The Bill also makes proposals relating to lower income families. I have a fairly conservative view of family life. My own wife as an actress chose to spend her time at home helping me in my career and in the education of our children. It is an important choice to have for a male or female parent. The former Deputy and Minister, Mr. McCreevy, set his face totally against that and thus such choice was made impossible even for different kinds of couples and so forth. The idea was that there would be a form of equalisation that would make such a choice difficult.

Equally, there are other anomalies which I do not have time to go into. For example, from the Revenue Commissioners' perspective two people in a household are regarded as not being able to share their tax credits, although they can share the capacity for disqualification with regard to benefits. None of that need bother Commissioner McCreevy, who gave us the advice as we entered this crisis that we should keep on partying. That was the inspired advice of the Progressive Democrat convert, who should be ashamed to show his face in this country again.

Considering the families that will pay it, the increase in the health levy in section 12 combined with the abolition of the early child care supplement in section 8 will mean a single income family with two children under five years of age with a salary of €40,000 - which is normal enough - will lose €230 per month from net income. The income levy can be added to this, together with the abolition of mortgage interest relief if the people are in a home and more than seven years into its mortgage. Perhaps these people did not choose to live in one of those counties outside Dublin beyond Kildare. If they choose to travel to work, there are additional costs. What is proposed in this legislation will involve a cost of over €3,000 a year to the family household.

There is no attempt in the long, ideological harangue that is in the Minister's speech to assess net household impact with regard to budgeted income on the basics. These could relate to groceries, travel, electricity, gas and so forth used by model families. We used to get that from "Priscilla" and other models in the back of Finance Bill speeches relating to the budget. There is nothing in this budget which takes any cognisance of the difficulties being created for family budgets of the lower paid.

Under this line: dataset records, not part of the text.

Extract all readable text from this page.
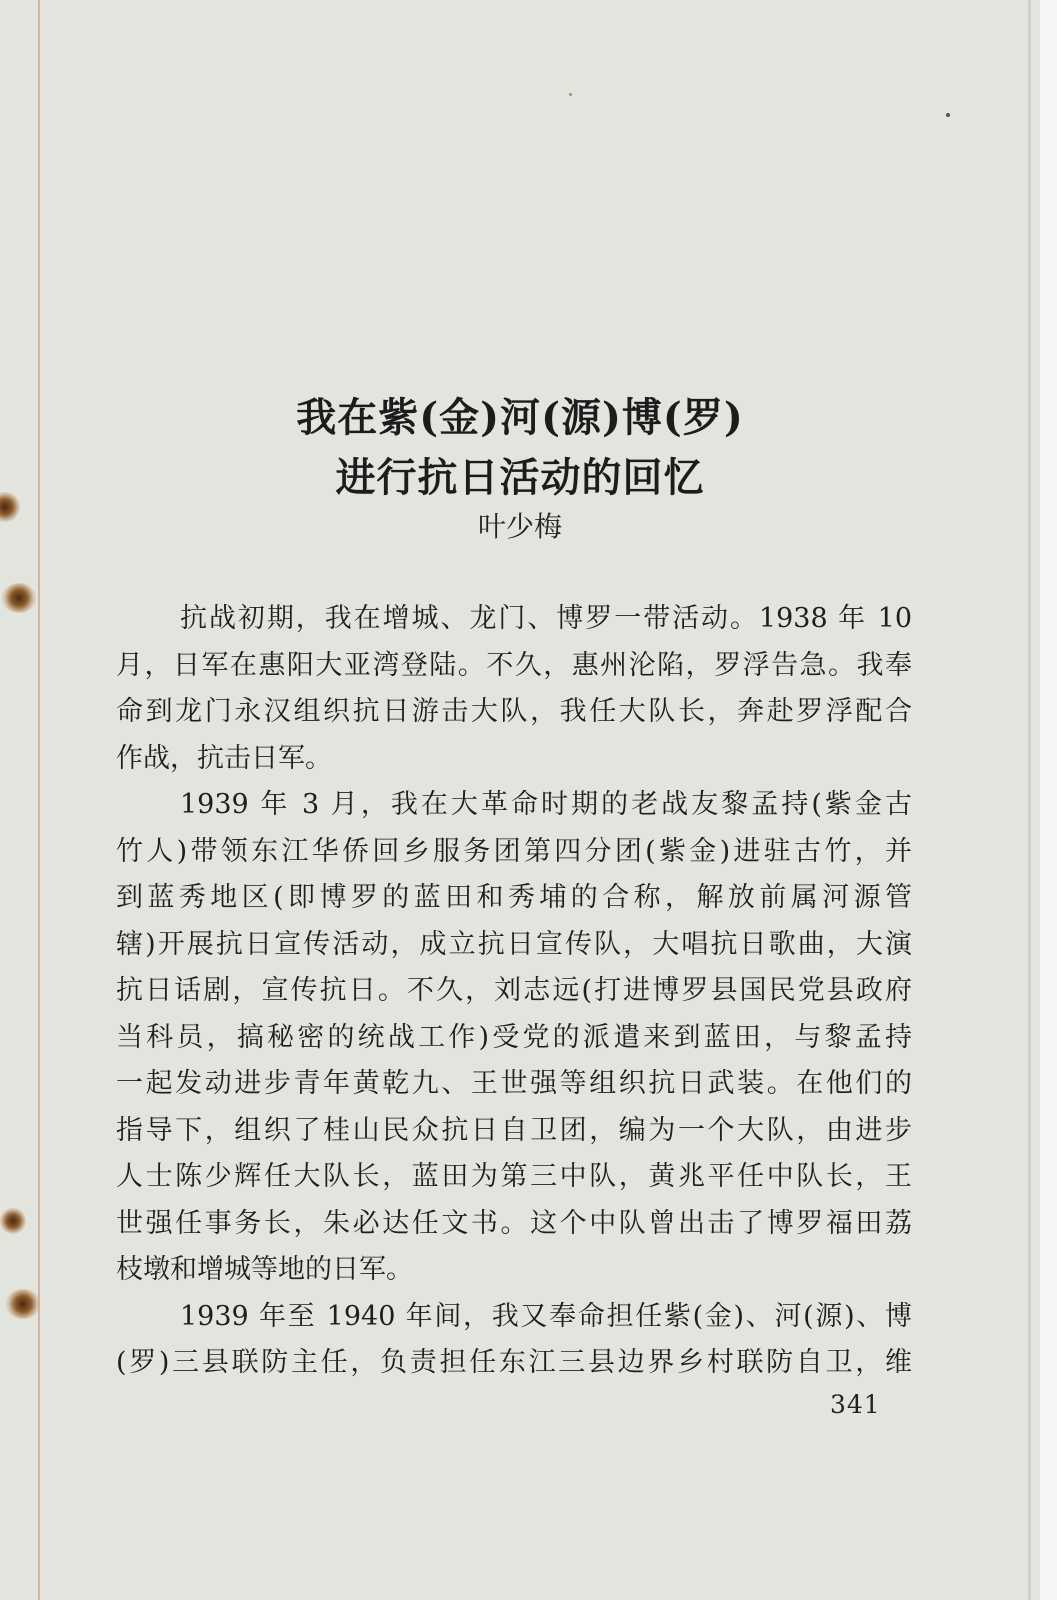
我在紫(金)河(源)博(罗)
进行抗日活动的回忆
叶少梅
抗战初期，我在增城、龙门、博罗一带活动。1938 年 10
月，日军在惠阳大亚湾登陆。不久，惠州沦陷，罗浮告急。我奉
命到龙门永汉组织抗日游击大队，我任大队长，奔赴罗浮配合
作战，抗击日军。
1939 年 3 月，我在大革命时期的老战友黎孟持(紫金古
竹人)带领东江华侨回乡服务团第四分团(紫金)进驻古竹，并
到蓝秀地区(即博罗的蓝田和秀埔的合称，解放前属河源管
辖)开展抗日宣传活动，成立抗日宣传队，大唱抗日歌曲，大演
抗日话剧，宣传抗日。不久，刘志远(打进博罗县国民党县政府
当科员，搞秘密的统战工作)受党的派遣来到蓝田，与黎孟持
一起发动进步青年黄乾九、王世强等组织抗日武装。在他们的
指导下，组织了桂山民众抗日自卫团，编为一个大队，由进步
人士陈少辉任大队长，蓝田为第三中队，黄兆平任中队长，王
世强任事务长，朱必达任文书。这个中队曾出击了博罗福田荔
枝墩和增城等地的日军。
1939 年至 1940 年间，我又奉命担任紫(金)、河(源)、博
(罗)三县联防主任，负责担任东江三县边界乡村联防自卫，维
341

Neither is there any sensitive treatment on the question of how jobs are threatened and how, in a way, this complicated and heavy administrative structure of taking from the poorest could have been avoided by looking at other more direct forms of revenue raising.

The Minister has given a very large proportion of her speech to what she calls the imaginative introduction of the pre-school year, with so many hours per week being provided. One must judge the pre-school year in terms of what people are losing in child benefit. One must also consider the people who will contract for the pre-school year in terms of their costs for insurance, lighting, heating and other things. In addition, there is the ability to control costs for the families.

Occasionally, I meet families who make representations whose child care costs exceed mortgage payments. Once again we come back to the impact on net budgets of low income families. The cost of child care has been increasing all the time, an area I could deal with at length.

There is a statistical generalisation in the Minister's speech that suggests rents have been so generally reduced that one can speak about significant reductions in rent supplement. I have seen no evidence that rents have reduced in the low end of the market. It is true that some of the sources given in the Minister's speech for the reduction in rents come from the middle to high end of the Dublin market. There is no evidence that the low end of the market in provincial cities has come down by anything, yet the reduction in the rent supplement and the increasing proportion which the person must pay has been imposed generally on the basis of an unquantified and unsupported generalisation.